We had a mini-LAN party last night. It was delightful. We played Zombie Master some more, and Nations at War, a mod for Battlefield 2 that makes the game fun. :) It is something of a pain to deal with super accurate shotgun bots, but it has so many fun toys it's really hard to complain. The silenced sniper rifle kills in one shot and can give precise targeting from a kilometer away. One class has a climbing rope that can be used to scale buildings or even mountains. The standard dune buggy comes with a minigun that can shred any vehicle lighter than a tank almost instantly. There is no limit to how long you can sprint for.
Basically, it's Battlefield 2 "Xtreme". And as a lover of fast paced games and weapons grade stupidity, it's right up my alley. It was weird, though. For once, people actually listened to me instead of all doing their own thing. With only five people versus 16 bots (with the aforementioned shotgun skills), we never managed to capture their final flag. And for the first time, I felt bad about that. Because people were actually doing what I asked, I felt responsible for the outcome. Since they never listened to me before, the soundness of my strategy never really mattered.
I keep going over the scenario in my head. Was there a way I could have moved forward faster, or was I doing as much as I could without getting reckless and having our thinly spread forces fall apart? Was I right to fight them down to a single flag with vehicles, or should I have allowed them to capture a less defensible site and tried to finish them there? All of these questions that were simply academic before suddenly mattered. And why was that? Was it because when my computer crashed we started losing badly, proving that I was worth listening to? Was it just a weird mood everyone was in? I don't know, but it put the game on another level, and made it much more interesting to play.
Zombie Master was still fun. That game runs on the players, though. If the person running the zombies is a jerk, they can almost always decimate the players. It's all about the interplay. Making the players feel challenged, but not overwhelmed, is very difficult. And sometimes personalities get in the way.

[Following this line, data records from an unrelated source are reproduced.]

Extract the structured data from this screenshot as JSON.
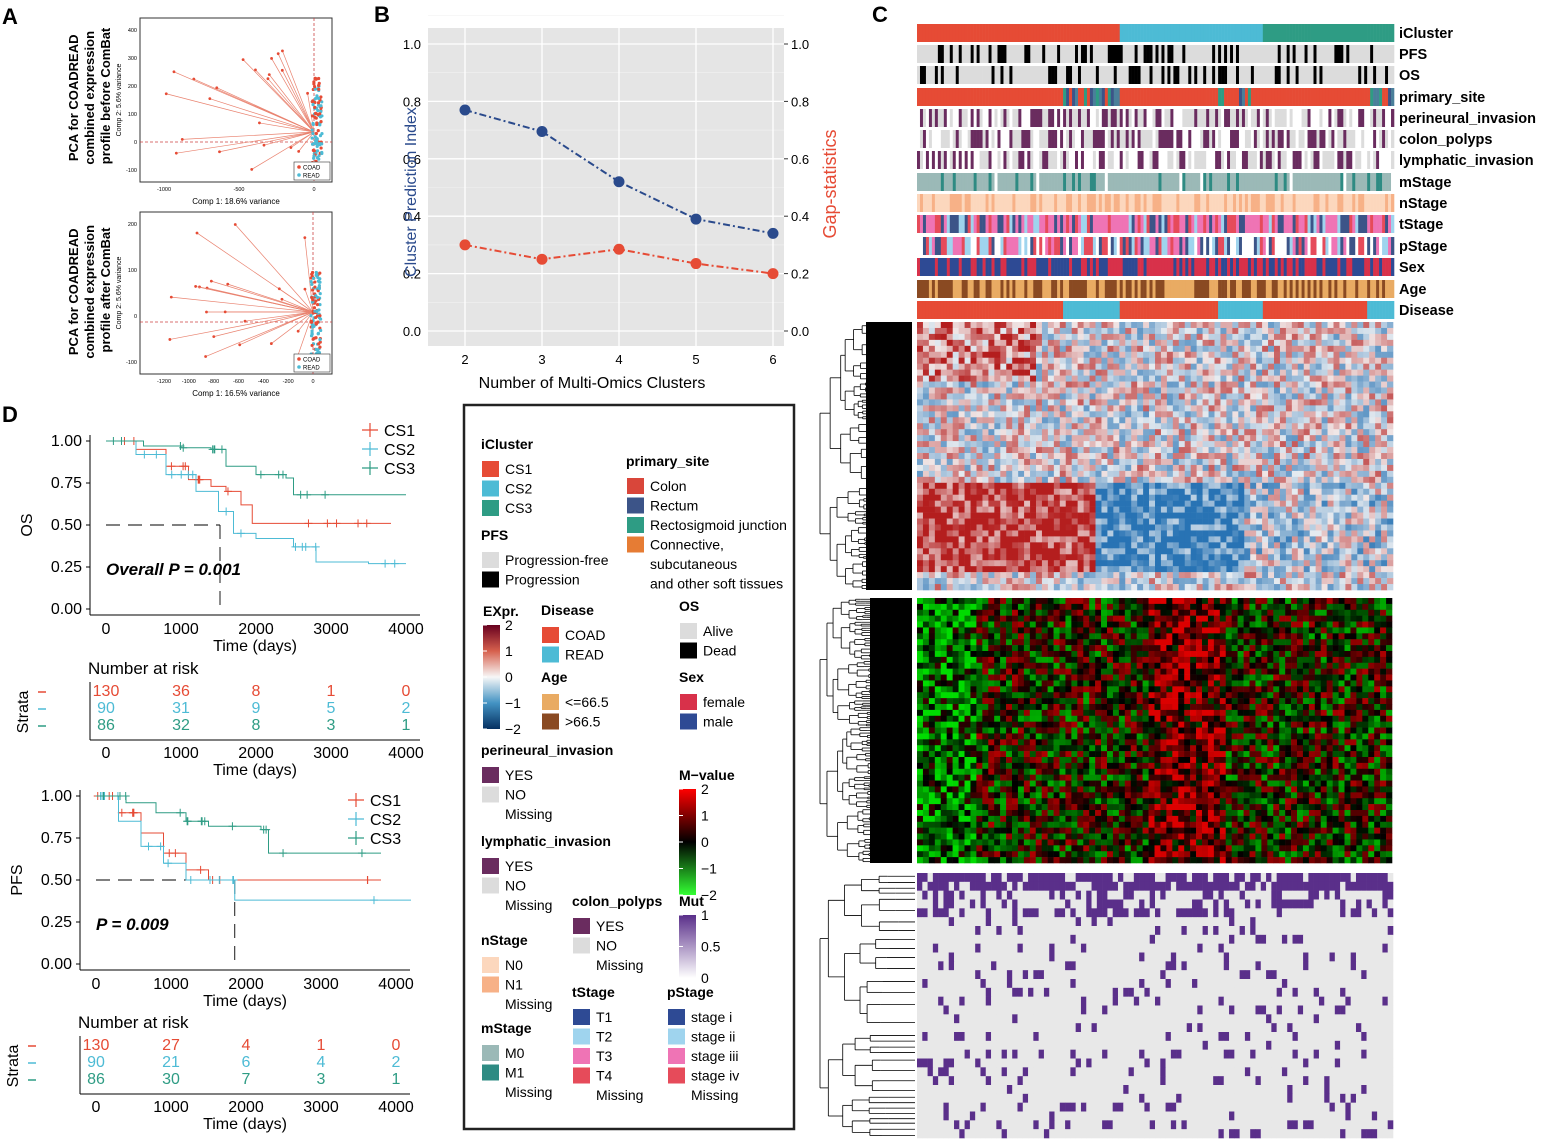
{
  "panels": {
    "A": "A",
    "B": "B",
    "C": "C",
    "D": "D"
  },
  "colors": {
    "cs1": "#e64b35",
    "cs2": "#4dbbd5",
    "cs3": "#2e9c84",
    "blue_line": "#2a4a8c",
    "red_line": "#e64b35",
    "purple": "#6a2c5f",
    "gray": "#dddddd",
    "mut": "#5a2f8a"
  },
  "panel_a": {
    "plots": [
      {
        "title_lines": [
          "PCA for COADREAD",
          "combined expression",
          "profile before ComBat"
        ],
        "xlabel": "Comp 1: 18.6% variance",
        "ylabel": "Comp 2: 5.6% variance",
        "xticks": [
          "-1000",
          "-500",
          "0"
        ],
        "yticks": [
          "400",
          "300",
          "200",
          "100",
          "0",
          "-100"
        ],
        "legend": [
          "COAD",
          "READ"
        ]
      },
      {
        "title_lines": [
          "PCA for COADREAD",
          "combined expression",
          "profile after ComBat"
        ],
        "xlabel": "Comp 1: 16.5% variance",
        "ylabel": "Comp 2: 5.6% variance",
        "xticks": [
          "-1200",
          "-1000",
          "-800",
          "-600",
          "-400",
          "-200",
          "0"
        ],
        "yticks": [
          "200",
          "100",
          "0",
          "-100"
        ],
        "legend": [
          "COAD",
          "READ"
        ]
      }
    ]
  },
  "chart_data": [
    {
      "id": "panel-b",
      "type": "line",
      "x": [
        2,
        3,
        4,
        5,
        6
      ],
      "series": [
        {
          "name": "Cluster Prediction Index",
          "values": [
            0.77,
            0.695,
            0.52,
            0.39,
            0.34
          ]
        },
        {
          "name": "Gap-statistics",
          "values": [
            0.3,
            0.25,
            0.285,
            0.235,
            0.2
          ]
        }
      ],
      "xlabel": "Number of Multi-Omics Clusters",
      "ylabel": "Cluster Prediction Index",
      "ylabel_right": "Gap-statistics",
      "xticks": [
        "2",
        "3",
        "4",
        "5",
        "6"
      ],
      "yticks": [
        "0.0",
        "0.2",
        "0.4",
        "0.6",
        "0.8",
        "1.0"
      ],
      "ylim": [
        0,
        1.0
      ]
    },
    {
      "id": "panel-d-os",
      "type": "line",
      "title": "",
      "ylabel": "OS",
      "xlabel": "Time (days)",
      "xticks": [
        "0",
        "1000",
        "2000",
        "3000",
        "4000"
      ],
      "yticks": [
        "1.00",
        "0.75",
        "0.50",
        "0.25",
        "0.00"
      ],
      "xlim": [
        0,
        4000
      ],
      "ylim": [
        0,
        1.0
      ],
      "annotation": "Overall P = 0.001",
      "legend": [
        "CS1",
        "CS2",
        "CS3"
      ],
      "series": [
        {
          "name": "CS1",
          "x": [
            0,
            400,
            800,
            1100,
            1400,
            1600,
            1800,
            1950,
            2200,
            2600,
            3800
          ],
          "values": [
            1.0,
            0.95,
            0.85,
            0.77,
            0.73,
            0.7,
            0.62,
            0.51,
            0.51,
            0.51,
            0.51
          ]
        },
        {
          "name": "CS2",
          "x": [
            0,
            400,
            800,
            1200,
            1500,
            1700,
            2000,
            2500,
            2800,
            3500,
            4000
          ],
          "values": [
            1.0,
            0.92,
            0.8,
            0.7,
            0.58,
            0.45,
            0.42,
            0.37,
            0.28,
            0.27,
            0.27
          ]
        },
        {
          "name": "CS3",
          "x": [
            0,
            500,
            1000,
            1400,
            1600,
            2000,
            2400,
            2500,
            3000,
            4000
          ],
          "values": [
            1.0,
            0.97,
            0.96,
            0.95,
            0.85,
            0.8,
            0.78,
            0.68,
            0.68,
            0.68
          ]
        }
      ]
    },
    {
      "id": "panel-d-pfs",
      "type": "line",
      "ylabel": "PFS",
      "xlabel": "Time (days)",
      "xticks": [
        "0",
        "1000",
        "2000",
        "3000",
        "4000"
      ],
      "yticks": [
        "1.00",
        "0.75",
        "0.50",
        "0.25",
        "0.00"
      ],
      "xlim": [
        0,
        4000
      ],
      "ylim": [
        0,
        1.0
      ],
      "annotation": "P = 0.009",
      "legend": [
        "CS1",
        "CS2",
        "CS3"
      ],
      "series": [
        {
          "name": "CS1",
          "x": [
            0,
            300,
            600,
            900,
            1200,
            1500,
            2000,
            3800
          ],
          "values": [
            1.0,
            0.9,
            0.78,
            0.66,
            0.56,
            0.5,
            0.5,
            0.5
          ]
        },
        {
          "name": "CS2",
          "x": [
            0,
            300,
            600,
            900,
            1200,
            1800,
            1850,
            4200
          ],
          "values": [
            1.0,
            0.85,
            0.7,
            0.6,
            0.5,
            0.5,
            0.38,
            0.38
          ]
        },
        {
          "name": "CS3",
          "x": [
            0,
            400,
            800,
            1200,
            1500,
            2200,
            2300,
            3800
          ],
          "values": [
            1.0,
            0.96,
            0.9,
            0.85,
            0.82,
            0.8,
            0.66,
            0.66
          ]
        }
      ]
    }
  ],
  "panel_b_legend": {
    "y_left": "Cluster Prediction Index",
    "y_right": "Gap-statistics"
  },
  "risk_tables": [
    {
      "title": "Number at risk",
      "strata_label": "Strata",
      "xlabel": "Time (days)",
      "xticks": [
        "0",
        "1000",
        "2000",
        "3000",
        "4000"
      ],
      "rows": [
        [
          "130",
          "36",
          "8",
          "1",
          "0"
        ],
        [
          "90",
          "31",
          "9",
          "5",
          "2"
        ],
        [
          "86",
          "32",
          "8",
          "3",
          "1"
        ]
      ]
    },
    {
      "title": "Number at risk",
      "strata_label": "Strata",
      "xlabel": "Time (days)",
      "xticks": [
        "0",
        "1000",
        "2000",
        "3000",
        "4000"
      ],
      "rows": [
        [
          "130",
          "27",
          "4",
          "1",
          "0"
        ],
        [
          "90",
          "21",
          "6",
          "4",
          "2"
        ],
        [
          "86",
          "30",
          "7",
          "3",
          "1"
        ]
      ]
    }
  ],
  "heatmap_annotations": [
    "iCluster",
    "PFS",
    "OS",
    "primary_site",
    "perineural_invasion",
    "colon_polyps",
    "lymphatic_invasion",
    "mStage",
    "nStage",
    "tStage",
    "pStage",
    "Sex",
    "Age",
    "Disease"
  ],
  "legend": {
    "icluster": {
      "title": "iCluster",
      "items": [
        "CS1",
        "CS2",
        "CS3"
      ]
    },
    "primary_site": {
      "title": "primary_site",
      "items": [
        "Colon",
        "Rectum",
        "Rectosigmoid junction",
        "Connective,",
        "subcutaneous",
        "and other soft tissues"
      ]
    },
    "pfs": {
      "title": "PFS",
      "items": [
        "Progression-free",
        "Progression"
      ]
    },
    "expr": {
      "title": "EXpr.",
      "ticks": [
        "2",
        "1",
        "0",
        "−1",
        "−2"
      ]
    },
    "disease": {
      "title": "Disease",
      "items": [
        "COAD",
        "READ"
      ]
    },
    "os": {
      "title": "OS",
      "items": [
        "Alive",
        "Dead"
      ]
    },
    "age": {
      "title": "Age",
      "items": [
        "<=66.5",
        ">66.5"
      ]
    },
    "sex": {
      "title": "Sex",
      "items": [
        "female",
        "male"
      ]
    },
    "perineural": {
      "title": "perineural_invasion",
      "items": [
        "YES",
        "NO",
        "Missing"
      ]
    },
    "mvalue": {
      "title": "M−value",
      "ticks": [
        "2",
        "1",
        "0",
        "−1",
        "−2"
      ]
    },
    "lymphatic": {
      "title": "lymphatic_invasion",
      "items": [
        "YES",
        "NO",
        "Missing"
      ]
    },
    "colon_polyps": {
      "title": "colon_polyps",
      "items": [
        "YES",
        "NO",
        "Missing"
      ]
    },
    "mut": {
      "title": "Mut",
      "ticks": [
        "1",
        "0.5",
        "0"
      ]
    },
    "nstage": {
      "title": "nStage",
      "items": [
        "N0",
        "N1",
        "Missing"
      ]
    },
    "tstage": {
      "title": "tStage",
      "items": [
        "T1",
        "T2",
        "T3",
        "T4",
        "Missing"
      ]
    },
    "pstage": {
      "title": "pStage",
      "items": [
        "stage i",
        "stage ii",
        "stage iii",
        "stage iv",
        "Missing"
      ]
    },
    "mstage": {
      "title": "mStage",
      "items": [
        "M0",
        "M1",
        "Missing"
      ]
    }
  }
}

One guy murdered us all with the most powerful zombies in a confined space, giggling the whole time. So when I was in control, I pretty much murdered everyone too, because I wasn't having enough fun to want to entertain. And that's really what a good ZM is doing, providing a thrill ride for the players. That's what makes it a great game, and what makes it often not work. I wonder if Left 4 Dead will supplant it for our group?